From the founding of our nation, the ability for the people to vote for, or against, their elected leaders has been a hallmark of democracy. Yet, increasingly, we’re seeing apathy in terms of voter turnout at the local, state and federal level.
This fall, Kansans will head to the polls and elect a new governor, as well as a myriad of other statewide offices. Based on voter turnout numbers from the last gubernatorial election, it’s imperative a greater number of Kansans play an active role in the election process.
“It’s easy to take for granted how fortunate we are to have a direct impact on deciding who leads our state,” said Steve Coen, president and CEO of the Kansas Health Foundation (KHF). “But, in 2018, we have another opportunity for all Kansas voices to be heard, and it’s an opportunity we can’t pass up.”
According to Kansas Secretary of State’s office, during the 2014 statewide elections, just over 50 percent of registered voters cast a ballot. Only two individual counties in the state (Phillips and McPherson) had greater than a 65 percent voter turnout, and there wasn’t a single county in Kansas where three out of four registered voters came to the polls.
At KHF, we believe having residents who are active and engaged in their communities and state—whether through voting, volunteerism or being a part of civic groups—plays a key role in the overall health and vitality of Kansans.
With statistics taken from the 2016 Kansas Civic Health Index, a connection can be made between civic engagement and health outcomes, as the same groups that demonstrate lower civic participation are the also the same groups with higher levels of tobacco use, obesity and most infectious diseases.

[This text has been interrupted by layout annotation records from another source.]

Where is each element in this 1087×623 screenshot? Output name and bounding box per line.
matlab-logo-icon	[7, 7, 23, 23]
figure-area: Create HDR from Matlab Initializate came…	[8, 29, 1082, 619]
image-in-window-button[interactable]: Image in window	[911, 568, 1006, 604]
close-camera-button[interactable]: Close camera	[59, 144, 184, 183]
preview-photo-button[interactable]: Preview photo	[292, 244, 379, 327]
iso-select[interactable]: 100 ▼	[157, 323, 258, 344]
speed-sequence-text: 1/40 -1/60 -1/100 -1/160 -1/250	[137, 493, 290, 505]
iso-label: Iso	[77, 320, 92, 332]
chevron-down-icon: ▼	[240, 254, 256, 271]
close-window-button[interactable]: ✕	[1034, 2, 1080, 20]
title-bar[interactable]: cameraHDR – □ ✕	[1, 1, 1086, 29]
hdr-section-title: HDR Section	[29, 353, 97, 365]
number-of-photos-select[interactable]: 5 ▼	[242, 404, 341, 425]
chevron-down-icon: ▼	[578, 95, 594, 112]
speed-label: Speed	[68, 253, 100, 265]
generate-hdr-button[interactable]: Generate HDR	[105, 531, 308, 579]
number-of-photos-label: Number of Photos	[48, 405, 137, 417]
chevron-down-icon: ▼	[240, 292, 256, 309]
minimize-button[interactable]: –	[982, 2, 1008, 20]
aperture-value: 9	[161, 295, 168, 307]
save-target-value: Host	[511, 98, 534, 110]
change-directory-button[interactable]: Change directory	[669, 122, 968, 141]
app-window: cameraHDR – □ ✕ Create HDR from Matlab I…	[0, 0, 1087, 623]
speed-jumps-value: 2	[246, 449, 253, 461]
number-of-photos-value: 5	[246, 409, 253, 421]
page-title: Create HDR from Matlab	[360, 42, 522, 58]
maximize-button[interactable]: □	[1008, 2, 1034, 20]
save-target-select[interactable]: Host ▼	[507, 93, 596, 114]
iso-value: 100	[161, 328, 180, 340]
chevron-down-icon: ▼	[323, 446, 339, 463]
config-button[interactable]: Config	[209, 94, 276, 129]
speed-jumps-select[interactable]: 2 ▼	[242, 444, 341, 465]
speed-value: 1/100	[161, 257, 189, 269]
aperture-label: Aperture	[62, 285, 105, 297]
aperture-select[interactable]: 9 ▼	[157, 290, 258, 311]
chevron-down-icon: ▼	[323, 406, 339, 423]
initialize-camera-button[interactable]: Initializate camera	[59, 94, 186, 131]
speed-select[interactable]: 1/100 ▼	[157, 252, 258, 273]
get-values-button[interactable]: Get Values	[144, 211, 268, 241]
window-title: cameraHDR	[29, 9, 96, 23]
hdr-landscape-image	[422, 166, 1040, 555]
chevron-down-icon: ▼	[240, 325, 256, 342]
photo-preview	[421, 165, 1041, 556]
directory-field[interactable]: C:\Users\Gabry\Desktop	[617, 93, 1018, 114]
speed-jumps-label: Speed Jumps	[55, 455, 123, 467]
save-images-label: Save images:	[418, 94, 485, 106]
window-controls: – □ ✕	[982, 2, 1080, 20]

As 2018 continues, KHF is taking steps to ensure people across the state have the information needed to play a role in this year’s elections. This summer, we plan to launch an awareness campaign centered on the three actions all Kansans can take to be a part of the democratic process: 1) register to vote, 2) be informed about the candidates and issues and 3) vote.
“Regardless of your political leanings or views on the issues, the most important thing this year is to make your voice heard,” Coen said. “Our statewide offices should be held by individuals elected by more than half of eligible voters.”